A cearense Ticiana Augusto Lima é produtora, diretora e roteirista, se destacando no cinema de horror e fantasia. Fundou ao lado de Guto Parente a Tardo Filmes e já dirigiram quatro longas. Seu mais recente sucesso é o terror Clube dos Canibais (2019) do qual ela foi produtora.
As cores de Cláudio Assis
Pernambucano de Caruaru, Cláudio Assis começou no cinema como ator. Dirigiu em 1999 Texas Hotel seu primeiro curta, sobre um assassinato em um hotel decadente. Mas foi com seu primeiro longa metragem, Amarelo Manga (2002), que o diretor passou a ser amplamente conhecido. Esse filme retrata a vida de moradores do centro histórico do Pernambuco. Essas histórias estão, de certa maneira, ligadas ao crime do Hotel Texas, ambiente do seu primeiro curta. Em seguida o diretor retorna à periferia em Baixio das Bestas (2006) abordando a exploração sexual. Febre do Rato (2011) conta com a bela trilha de Jorge Du Peixe e segue um poeta anarquista que tem sua vida e pensamentos mudados pela paixão.

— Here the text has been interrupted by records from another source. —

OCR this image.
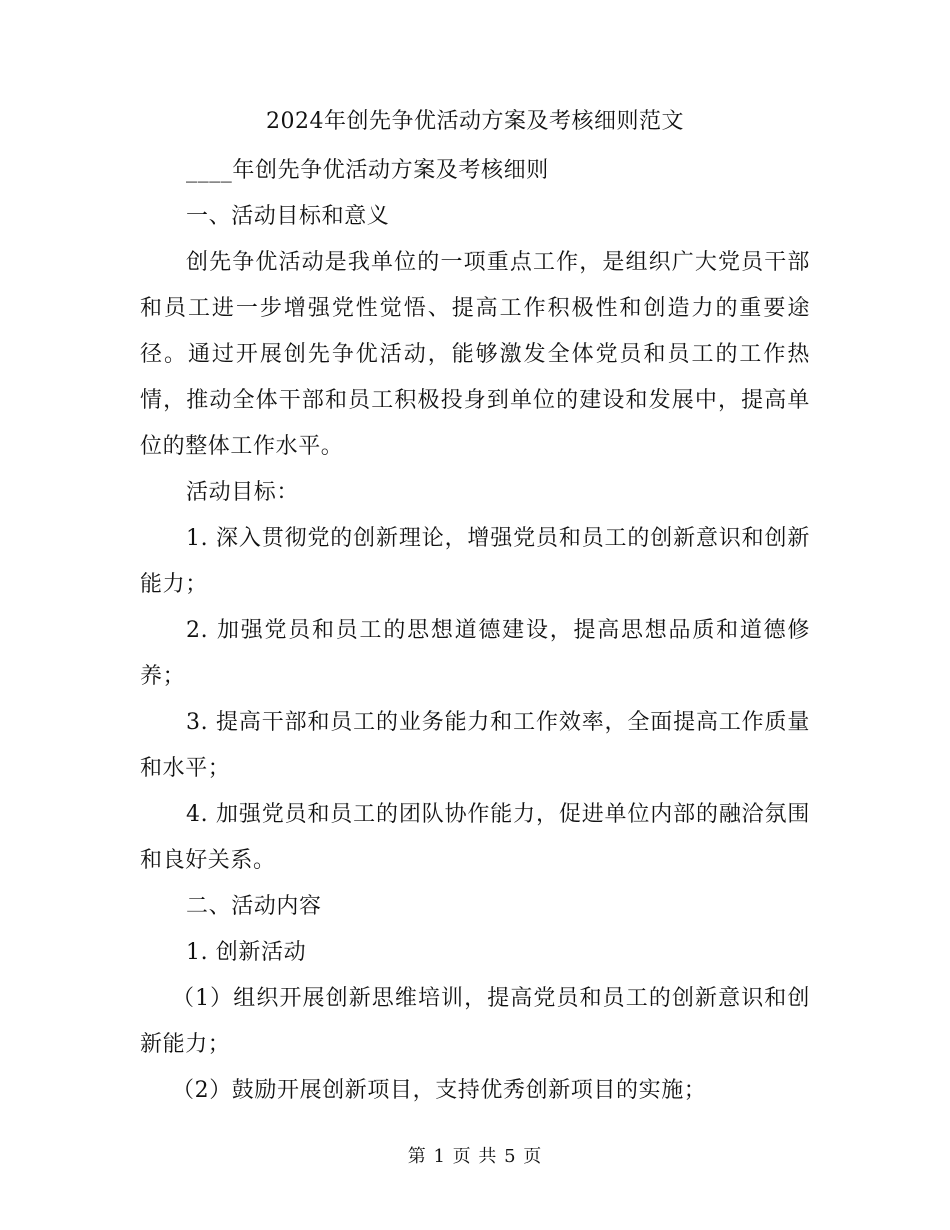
2024年创先争优活动方案及考核细则范文

____年创先争优活动方案及考核细则

一、活动目标和意义

创先争优活动是我单位的一项重点工作，是组织广大党员干部和员工进一步增强党性觉悟、提高工作积极性和创造力的重要途径。通过开展创先争优活动，能够激发全体党员和员工的工作热情，推动全体干部和员工积极投身到单位的建设和发展中，提高单位的整体工作水平。

活动目标：

1. 深入贯彻党的创新理论，增强党员和员工的创新意识和创新能力；

2. 加强党员和员工的思想道德建设，提高思想品质和道德修养；

3. 提高干部和员工的业务能力和工作效率，全面提高工作质量和水平；

4. 加强党员和员工的团队协作能力，促进单位内部的融洽氛围和良好关系。

二、活动内容

1. 创新活动

（1）组织开展创新思维培训，提高党员和员工的创新意识和创新能力；

（2）鼓励开展创新项目，支持优秀创新项目的实施；

第 1 页 共 5 页
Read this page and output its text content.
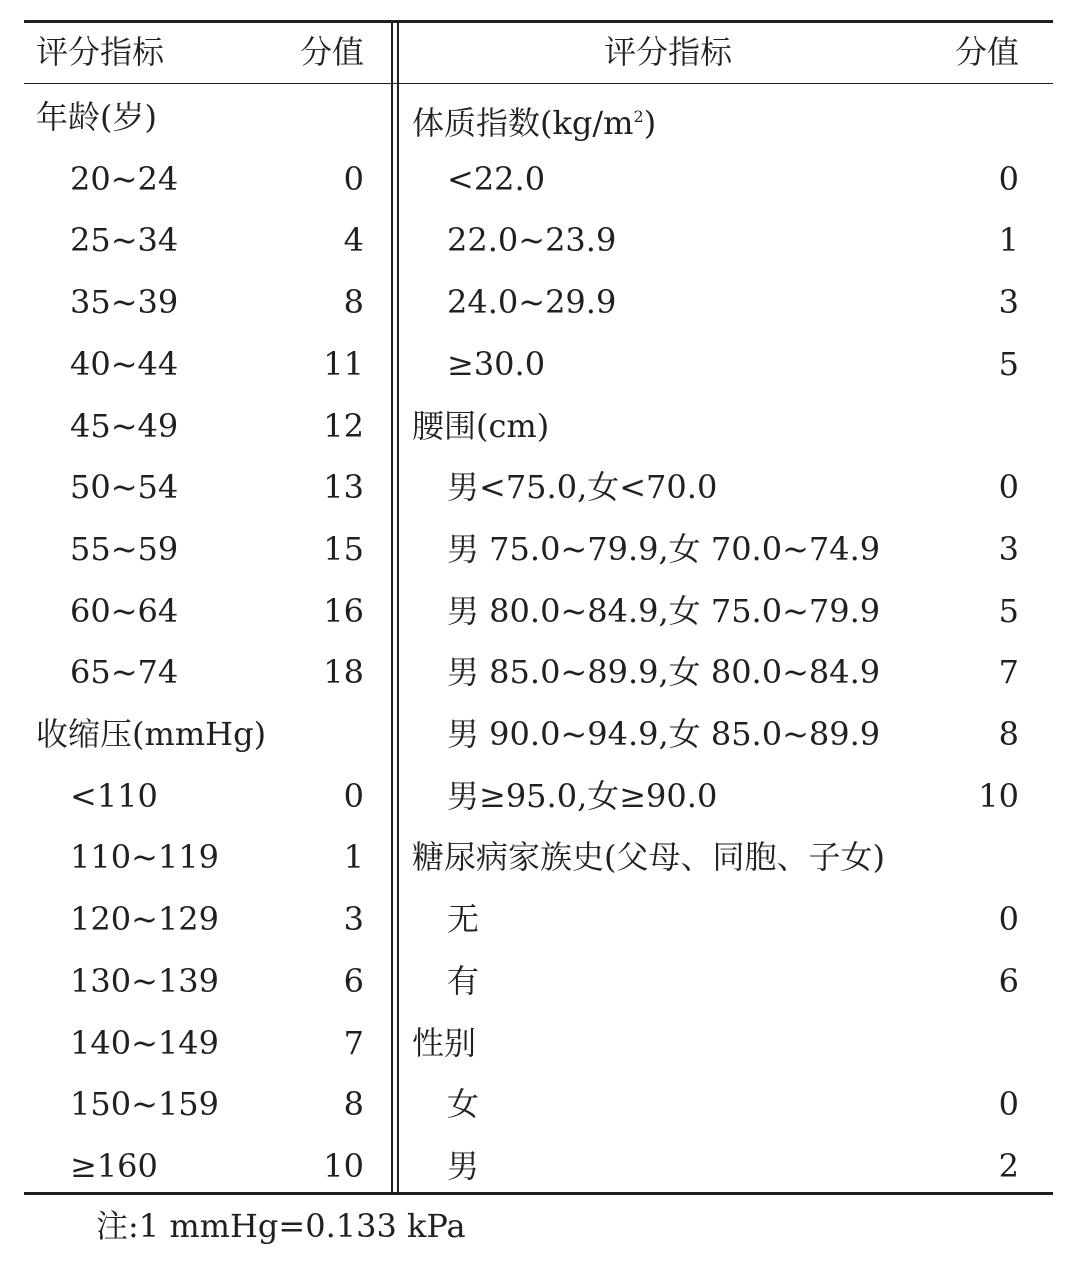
评分指标	分值	评分指标	分值
年龄(岁)
20~24	0
25~34	4
35~39	8
40~44	11
45~49	12
50~54	13
55~59	15
60~64	16
65~74	18
收缩压(mmHg)
<110	0
110~119	1
120~129	3
130~139	6
140~149	7
150~159	8
≥160	10
体质指数$(kg/m^2)$
<22.0	0
22.0~23.9	1
24.0~29.9	3
≥30.0	5
腰围(cm)
男<75.0,女<70.0	0
男 75.0~79.9,女 70.0~74.9	3
男 80.0~84.9,女 75.0~79.9	5
男 85.0~89.9,女 80.0~84.9	7
男 90.0~94.9,女 85.0~89.9	8
男≥95.0,女≥90.0	10
糖尿病家族史(父母、同胞、子女)
无	0
有	6
性别
女	0
男	2
注:1 mmHg=0.133 kPa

Seus filmes se caracterizam por desvendar ambientes que não eram mostrados na maior parte dos filmes. Desse modo Assis humaniza as populações periféricas trazendo a luz suas rotinas e anseios. São obras cruas nas abordagens das relações familiares e afetivas. Assim as escolhas das cores em cena mantém a vibração constante do que está sendo tratado na mise en scène.
Seu título mais recente, Piedade (2019), discute o descaso com o meio ambiente e a alteração da vida em uma comunidade diante da apropriação do espaço por uma rede petrolífera. Um filme sobre o afeto em conflito com o recurso financeiro.